Bonus (nice-to-have)
- Experience with tracing, OpenTelemetry, or large-scale observability systems.
- Experience designing query languages, SQL/TraceQL-like engines, or programmatic APIs consumed by services/agents.
- Experience with columnar storage formats (e.g., Parquet) or purpose-built on-disk formats for analytical workloads.
- Experience operating multi-tenant, multi-cell SaaS infrastructure at scale on Kubernetes.
- Experience building for AI/LLM consumers: structured APIs, metadata/discovery endpoints, deterministic outputs, evaluation harnesses.
- Open-source contribution or maintainership and comfort engaging a community in the open.
- Experience as an on-call user of Grafana, Prometheus, Loki, or Tempo.
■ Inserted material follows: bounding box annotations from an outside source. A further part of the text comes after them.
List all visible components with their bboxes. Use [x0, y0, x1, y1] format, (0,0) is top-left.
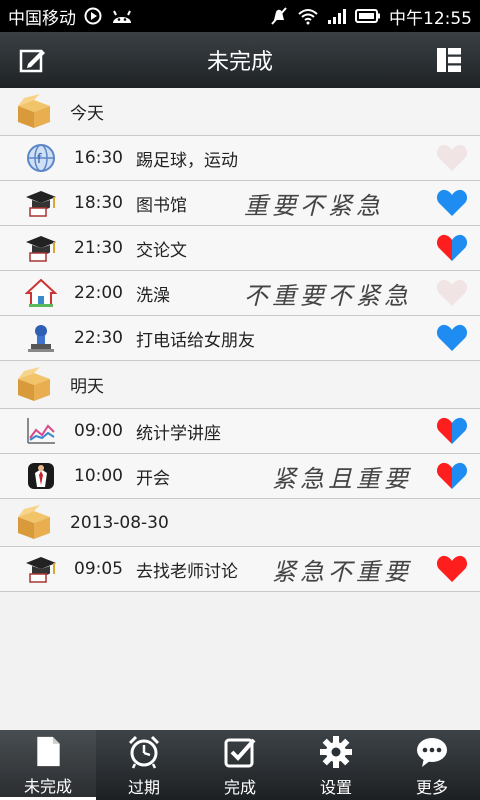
list-item[interactable]: f 16:30 踢足球，运动 [0, 136, 480, 181]
gear-icon [320, 736, 352, 768]
list-item[interactable]: 10:00 开会 紧急且重要 [0, 454, 480, 499]
signal-icon [328, 9, 346, 24]
group-label: 今天 [70, 104, 104, 124]
chart-icon [24, 414, 58, 448]
priority-note: 紧急且重要 [272, 464, 412, 493]
list-item[interactable]: 22:00 洗澡 不重要不紧急 [0, 271, 480, 316]
priority-note: 不重要不紧急 [244, 281, 412, 310]
tab-more[interactable]: 更多 [384, 730, 480, 800]
heart-icon[interactable] [436, 554, 468, 584]
android-icon [113, 10, 131, 23]
tab-label: 过期 [127, 778, 160, 797]
heart-icon[interactable] [436, 461, 468, 491]
bottom-tab-bar: 未完成 过期 完成 设置 更多 [0, 730, 480, 800]
edit-icon[interactable] [18, 45, 48, 75]
svg-text:f: f [37, 152, 42, 167]
title-bar: 未完成 [0, 32, 480, 88]
heart-icon[interactable] [436, 416, 468, 446]
heart-icon[interactable] [436, 323, 468, 353]
stamp-icon [24, 321, 58, 355]
item-time: 10:00 [74, 466, 123, 486]
status-bar: 中国移动 中午12:55 [0, 0, 480, 32]
item-title: 洗澡 [136, 285, 170, 306]
box-icon [18, 504, 50, 539]
item-title: 去找老师讨论 [136, 561, 238, 582]
priority-note: 紧急不重要 [272, 557, 412, 586]
carrier-label: 中国移动 [8, 8, 76, 29]
tab-completed[interactable]: 完成 [192, 730, 288, 800]
graduation-cap-icon [24, 231, 58, 265]
house-icon [24, 276, 58, 310]
list-item[interactable]: 21:30 交论文 [0, 226, 480, 271]
group-header: 明天 [0, 361, 480, 409]
group-header: 2013-08-30 [0, 499, 480, 547]
suit-icon [24, 459, 58, 493]
heart-icon[interactable] [436, 233, 468, 263]
checkbox-icon [224, 738, 256, 768]
tab-label: 设置 [319, 778, 352, 797]
priority-note: 重要不紧急 [244, 191, 384, 220]
mute-icon [271, 7, 287, 25]
item-title: 图书馆 [136, 195, 187, 216]
box-icon [18, 366, 50, 401]
item-time: 18:30 [74, 193, 123, 213]
list-item[interactable]: 09:00 统计学讲座 [0, 409, 480, 454]
wifi-icon [298, 9, 318, 25]
graduation-cap-icon [24, 552, 58, 586]
heart-icon[interactable] [436, 278, 468, 308]
tab-label: 完成 [223, 778, 256, 797]
item-title: 统计学讲座 [136, 423, 221, 444]
group-label: 2013-08-30 [70, 512, 169, 533]
task-list: 今天 f 16:30 踢足球，运动 18:30 图书馆 重要不紧急 21:30 … [0, 88, 480, 592]
chat-bubble-icon [417, 738, 447, 767]
list-menu-icon[interactable] [436, 47, 462, 73]
item-time: 09:05 [74, 559, 123, 579]
globe-icon: f [24, 141, 58, 175]
group-header: 今天 [0, 88, 480, 136]
battery-icon [355, 9, 380, 23]
page-title: 未完成 [206, 50, 273, 75]
item-time: 21:30 [74, 238, 123, 258]
tab-label: 更多 [415, 778, 448, 797]
heart-icon[interactable] [436, 188, 468, 218]
graduation-cap-icon [24, 186, 58, 220]
item-time: 16:30 [74, 148, 123, 168]
item-time: 22:30 [74, 328, 123, 348]
list-item[interactable]: 09:05 去找老师讨论 紧急不重要 [0, 547, 480, 592]
tab-overdue[interactable]: 过期 [96, 730, 192, 800]
item-time: 22:00 [74, 283, 123, 303]
tab-settings[interactable]: 设置 [288, 730, 384, 800]
list-item[interactable]: 22:30 打电话给女朋友 [0, 316, 480, 361]
play-icon [84, 7, 102, 25]
item-time: 09:00 [74, 421, 123, 441]
tab-label: 未完成 [23, 777, 72, 796]
document-icon [37, 736, 60, 767]
item-title: 交论文 [136, 240, 187, 261]
alarm-clock-icon [128, 735, 160, 769]
box-icon [18, 93, 50, 128]
tab-incomplete[interactable]: 未完成 [0, 730, 96, 800]
list-item[interactable]: 18:30 图书馆 重要不紧急 [0, 181, 480, 226]
item-title: 打电话给女朋友 [136, 330, 255, 351]
item-title: 踢足球，运动 [136, 150, 238, 171]
heart-icon[interactable] [436, 143, 468, 173]
item-title: 开会 [136, 468, 170, 489]
clock-label: 中午12:55 [389, 8, 472, 29]
group-label: 明天 [70, 377, 104, 397]
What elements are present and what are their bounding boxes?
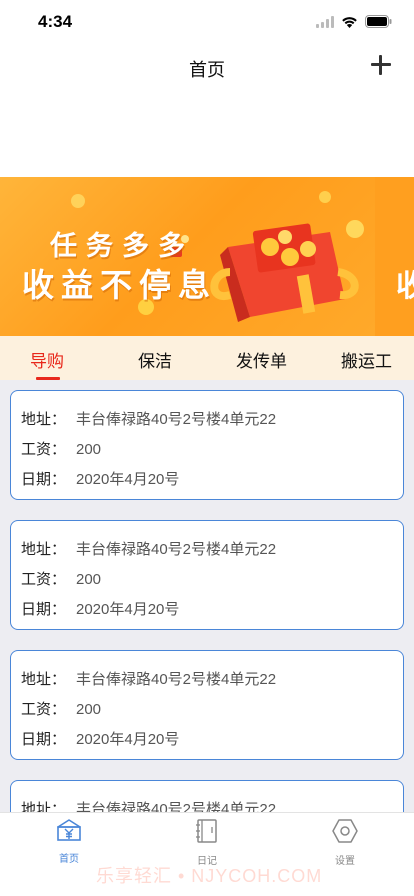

- Experience in fully remote, globally distributed teams.
How we work
We are a remote-first team that works asynchronously and values clear written communication. The team invests heavily in developer productivity and allows the use of modern AI coding assistants within security guidelines. Tempo is relied upon by global organizations to monitor critical applications and infrastructure; staff engineers are expected to contribute to reliability, usability, and product direction.
Compensation & Benefits
- In the United States, the compensation range for this role is $174,986 - $209,983 USD (actual compensation may vary by level, experience, and skillset).
- All roles include Restricted Stock Units (RSUs).
- Remote-first company culture; in-person onboarding is provided.
- Global annual leave policy: 30 days per annum (3 days reserved for Grafana Shutdown Days; local legislation will be complied with where applicable).
Equal Opportunity & Privacy
Grafana Labs is an equal opportunity employer and will recruit, train, compensate, and promote regardless of protected characteristics. The company may utilize AI tools in recruitment to assist matching CVs to postings; inbound CVs are manually reviewed. For details about personal data use, candidates are referred to Grafana's applicant privacy policy.